Water is one of the most important tassel fern care tips to keep in mind. This is because, as the name suggests, a healthy tassel fern needs lots of water to thrive.
Aside from this, a healthy Tassel Fern also needs soil that has good drainage properties. This is the reason why you should choose to plant your tassel fern in a soil mix that is made out of sand, chalk, and loam.
The next important tassel fern care tip to remember is to avoid large temperature fluctuations. This is because these fluctuations can stress a tassel fern, leading to it losing moisture and evaporating quickly.
Aside from this, you should also make sure that your tassel fern is located in an area where it can receive full to partial shade on a daily basis. This is because this will help it to retain more moisture and resist crown rot.

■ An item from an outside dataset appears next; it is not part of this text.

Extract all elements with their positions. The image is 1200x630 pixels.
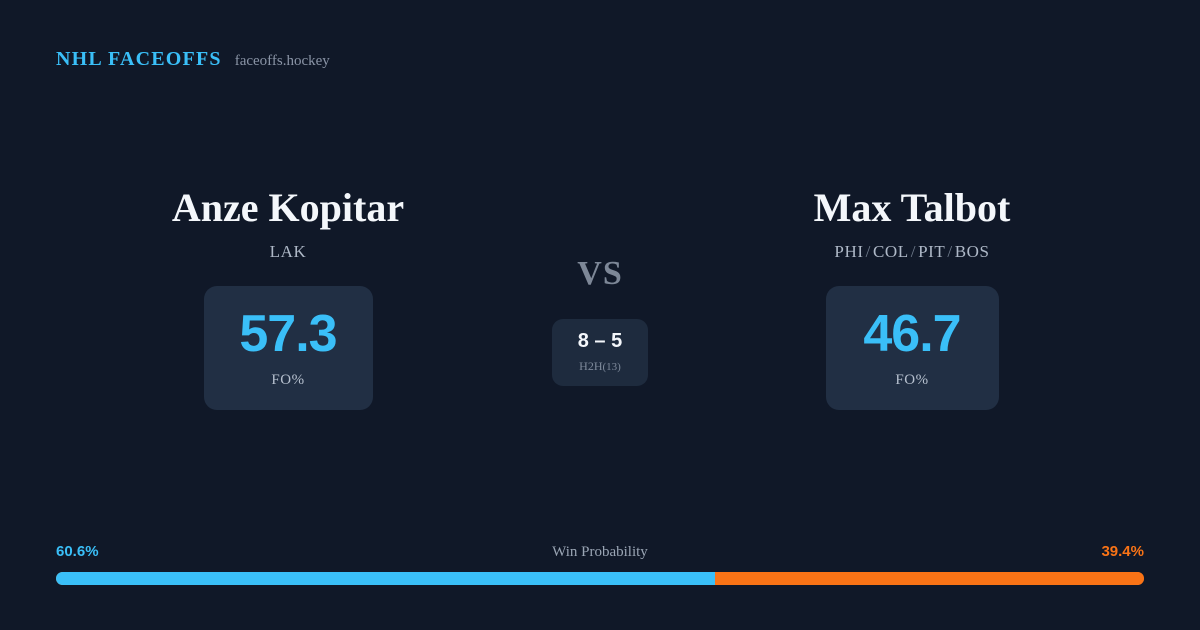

Fertilization is the process of fusing together two different chromosome sets to form a single diploid cell. The fusion of sperm and egg cells in fertilization is one of the most primitive processes, occurring in animals and plants.
During fertilization, a sperm cell swims upwards to the fallopian tube to meet up with an egg. Once the sperm is inside the egg, it then releases acrosomal enzymes to penetrate and activate the eggs membrane, allowing it to fuse with the eggs.
Tassel fern (Polystichum polyblepharum) is an evergreen fern with shiny green fronds up to 2 feet long. It features finely divided but overlapping pinnae as the new fronds emerge, but the most interesting feature is when the crosiers begin unfurling and then flip over backwards to form tassels.
Tassel fern grows best in an evenly moist, dappled shade location. It is easy to care for and pests don’t bother it, as do deer and rabbits, so this fern is ideal for woodland gardens, shade gardens, and home foundation plantings.
There are few plants that offer a more dramatic, eye-catching presence in a shade garden than ferns. Their structure, texture and shape come to life in the spring when fronds emerge and mature.
The Japanese tassel fern, Polystichum polyblepharum (Polystichum pol-IS-tick-um pol-ee-BLEF-ar-um), is a good choice for any shady location, and it is resistant to rabbits and deer. It looks great in a woodland garden, as a groundcover under shrubs or as an edger along a pathway.
It grows 1-2 feet tall and wide in an outward-spreading clump of finely divided, dark green fronds that resemble a lacy necklace. In early spring the closed pinnae flip over, forming a tassel.
It grows best in moist, well-drained soil enriched with plenty of humus. Keep tassel ferns regularly watered but not saturated and provide consistent aeration. It can also benefit from an annual mulch with rotted leaves.